ECLI:NL:RBDHA:2023:7010
Rechtbank Den Haag
- Eerste aanleg - enkelvoudig
- Rechtspraak.nl
Oordeel over inreisverbod en gelijkheidsbeginsel in bestuursrechtelijke procedure
In deze zaak heeft de Rechtbank Den Haag op 17 april 2023 uitspraak gedaan in een bestuursrechtelijke procedure betreffende een inreisverbod opgelegd aan een Oezbeekse eiser. De eiser, die op 24 januari 2023 zonder rechtmatig verblijf in Nederland was aangetroffen, kreeg een terugkeerbesluit en een inreisverbod voor de duur van twee jaar. Eiser heeft beroep ingesteld tegen dit besluit, maar verscheen niet op de zitting. De rechtbank heeft het beroep behandeld en de argumenten van eiser beoordeeld.

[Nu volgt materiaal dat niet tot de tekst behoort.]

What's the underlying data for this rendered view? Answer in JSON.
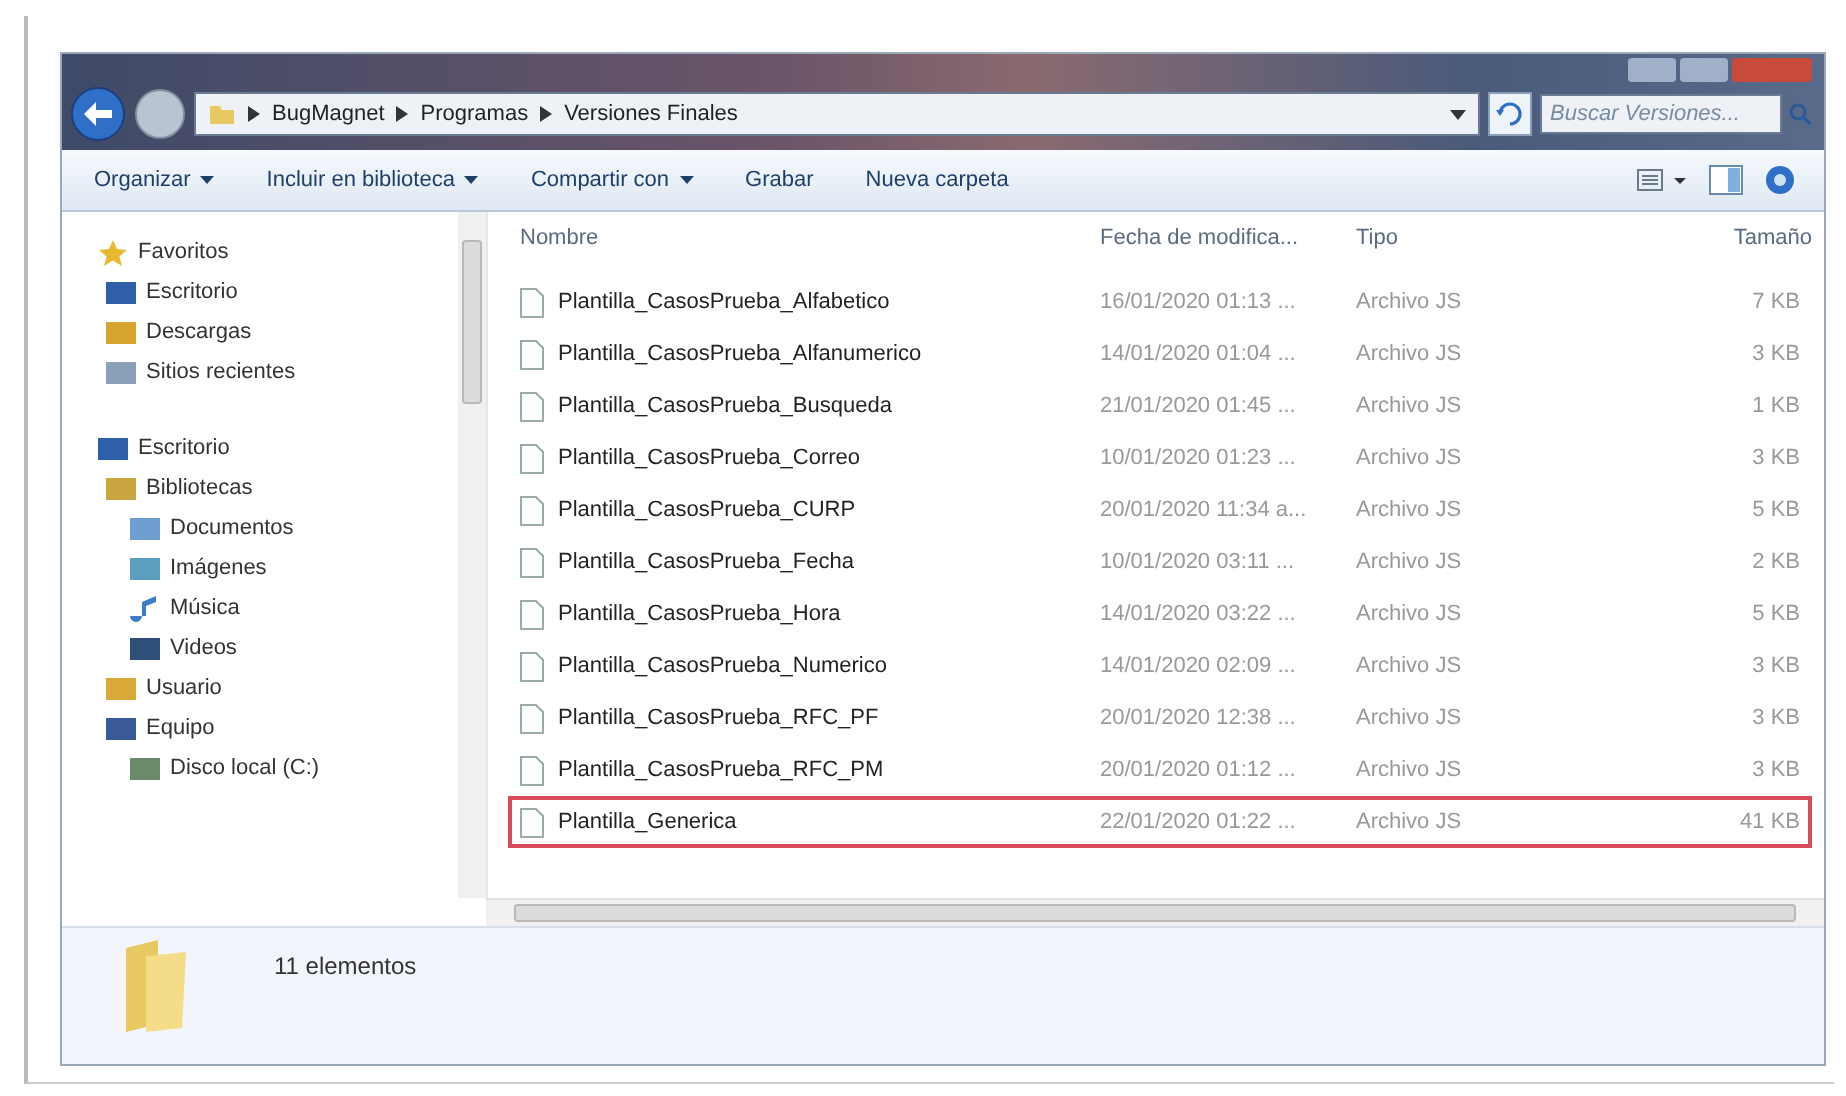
{
  "address_bar": {
    "breadcrumbs": [
      "BugMagnet",
      "Programas",
      "Versiones Finales"
    ]
  },
  "search": {
    "placeholder": "Buscar Versiones..."
  },
  "toolbar": {
    "buttons": [
      {
        "label": "Organizar",
        "dropdown": true
      },
      {
        "label": "Incluir en biblioteca",
        "dropdown": true
      },
      {
        "label": "Compartir con",
        "dropdown": true
      },
      {
        "label": "Grabar",
        "dropdown": false
      },
      {
        "label": "Nueva carpeta",
        "dropdown": false
      }
    ]
  },
  "sidebar": {
    "items": [
      {
        "label": "Favoritos",
        "kind": "star",
        "children": [
          {
            "label": "Escritorio",
            "kind": "desktop"
          },
          {
            "label": "Descargas",
            "kind": "download"
          },
          {
            "label": "Sitios recientes",
            "kind": "recent"
          }
        ]
      },
      {
        "label": "Escritorio",
        "kind": "desktop",
        "children": [
          {
            "label": "Bibliotecas",
            "kind": "library",
            "children": [
              {
                "label": "Documentos",
                "kind": "document"
              },
              {
                "label": "Imágenes",
                "kind": "images"
              },
              {
                "label": "Música",
                "kind": "music"
              },
              {
                "label": "Videos",
                "kind": "videos"
              }
            ]
          },
          {
            "label": "Usuario",
            "kind": "user"
          },
          {
            "label": "Equipo",
            "kind": "computer",
            "children": [
              {
                "label": "Disco local (C:)",
                "kind": "disk"
              }
            ]
          }
        ]
      }
    ]
  },
  "table": {
    "columns": [
      "Nombre",
      "Fecha de modifica...",
      "Tipo",
      "Tamaño"
    ],
    "rows": [
      {
        "name": "Plantilla_CasosPrueba_Alfabetico",
        "date": "16/01/2020 01:13 ...",
        "type": "Archivo JS",
        "size": "7 KB",
        "highlighted": false
      },
      {
        "name": "Plantilla_CasosPrueba_Alfanumerico",
        "date": "14/01/2020 01:04 ...",
        "type": "Archivo JS",
        "size": "3 KB",
        "highlighted": false
      },
      {
        "name": "Plantilla_CasosPrueba_Busqueda",
        "date": "21/01/2020 01:45 ...",
        "type": "Archivo JS",
        "size": "1 KB",
        "highlighted": false
      },
      {
        "name": "Plantilla_CasosPrueba_Correo",
        "date": "10/01/2020 01:23 ...",
        "type": "Archivo JS",
        "size": "3 KB",
        "highlighted": false
      },
      {
        "name": "Plantilla_CasosPrueba_CURP",
        "date": "20/01/2020 11:34 a...",
        "type": "Archivo JS",
        "size": "5 KB",
        "highlighted": false
      },
      {
        "name": "Plantilla_CasosPrueba_Fecha",
        "date": "10/01/2020 03:11 ...",
        "type": "Archivo JS",
        "size": "2 KB",
        "highlighted": false
      },
      {
        "name": "Plantilla_CasosPrueba_Hora",
        "date": "14/01/2020 03:22 ...",
        "type": "Archivo JS",
        "size": "5 KB",
        "highlighted": false
      },
      {
        "name": "Plantilla_CasosPrueba_Numerico",
        "date": "14/01/2020 02:09 ...",
        "type": "Archivo JS",
        "size": "3 KB",
        "highlighted": false
      },
      {
        "name": "Plantilla_CasosPrueba_RFC_PF",
        "date": "20/01/2020 12:38 ...",
        "type": "Archivo JS",
        "size": "3 KB",
        "highlighted": false
      },
      {
        "name": "Plantilla_CasosPrueba_RFC_PM",
        "date": "20/01/2020 01:12 ...",
        "type": "Archivo JS",
        "size": "3 KB",
        "highlighted": false
      },
      {
        "name": "Plantilla_Generica",
        "date": "22/01/2020 01:22 ...",
        "type": "Archivo JS",
        "size": "41 KB",
        "highlighted": true
      }
    ]
  },
  "status_bar": {
    "count": "11 elementos"
  }
}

Eiser voerde aan dat de ophouding door de arbeidsinspectie onrechtmatig was en dat het inreisverbod in strijd was met het gelijkheidsbeginsel, omdat andere Oezbeken in een vergelijkbare situatie geen of een korter inreisverbod kregen. De rechtbank oordeelde dat de beroepsgrond over de onrechtmatigheid van de ophouding niet slaagde, verwijzend naar een eerdere uitspraak. Wat betreft het gelijkheidsbeginsel, stelde de rechtbank vast dat er een ambtelijke misslag was geweest, maar dat dit niet leidde tot herhaling van de misslag. De rechtbank concludeerde dat het gelijkheidsbeginsel niet zo ver strekt dat een ambtelijke misslag moet worden herhaald.

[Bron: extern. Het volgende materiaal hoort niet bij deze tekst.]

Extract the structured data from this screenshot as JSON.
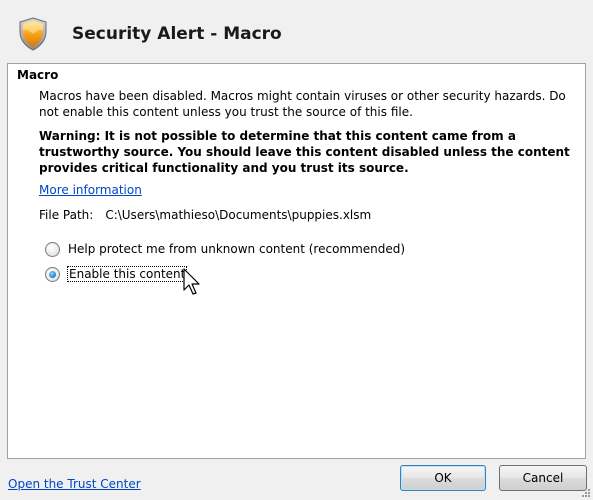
{
  "window": {
    "title": "Security Alert - Macro"
  },
  "colors": {
    "link": "#0046c7",
    "accent": "#1c78c8"
  },
  "icons": {
    "header": "shield-warning-icon",
    "pointer": "mouse-pointer-icon"
  },
  "group": {
    "title": "Macro",
    "description": "Macros have been disabled. Macros might contain viruses or other security hazards. Do not enable this content unless you trust the source of this file.",
    "warning": "Warning: It is not possible to determine that this content came from a trustworthy source. You should leave this content disabled unless the content provides critical functionality and you trust its source.",
    "more_info_link": "More information",
    "file_path_label": "File Path:",
    "file_path_value": "C:\\Users\\mathieso\\Documents\\puppies.xlsm",
    "options": [
      {
        "label": "Help protect me from unknown content (recommended)",
        "selected": false
      },
      {
        "label": "Enable this content",
        "selected": true
      }
    ]
  },
  "footer": {
    "trust_center_link": "Open the Trust Center",
    "ok_label": "OK",
    "cancel_label": "Cancel"
  }
}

Daarnaast voerde eiser aan dat zijn persoonlijke omstandigheden aanleiding moesten geven om van het inreisverbod af te zien of de duur ervan te verkorten. De rechtbank oordeelde dat eiser op de hoogte was van de mogelijkheid om bijzondere omstandigheden aan te voeren, maar dat hij dit niet had gedaan tijdens het gehoor. De rechtbank kon de in beroep alsnog gestelde belangen niet in de beoordeling betrekken. Uiteindelijk verklaarde de rechtbank het beroep ongegrond en wees een proceskostenveroordeling af.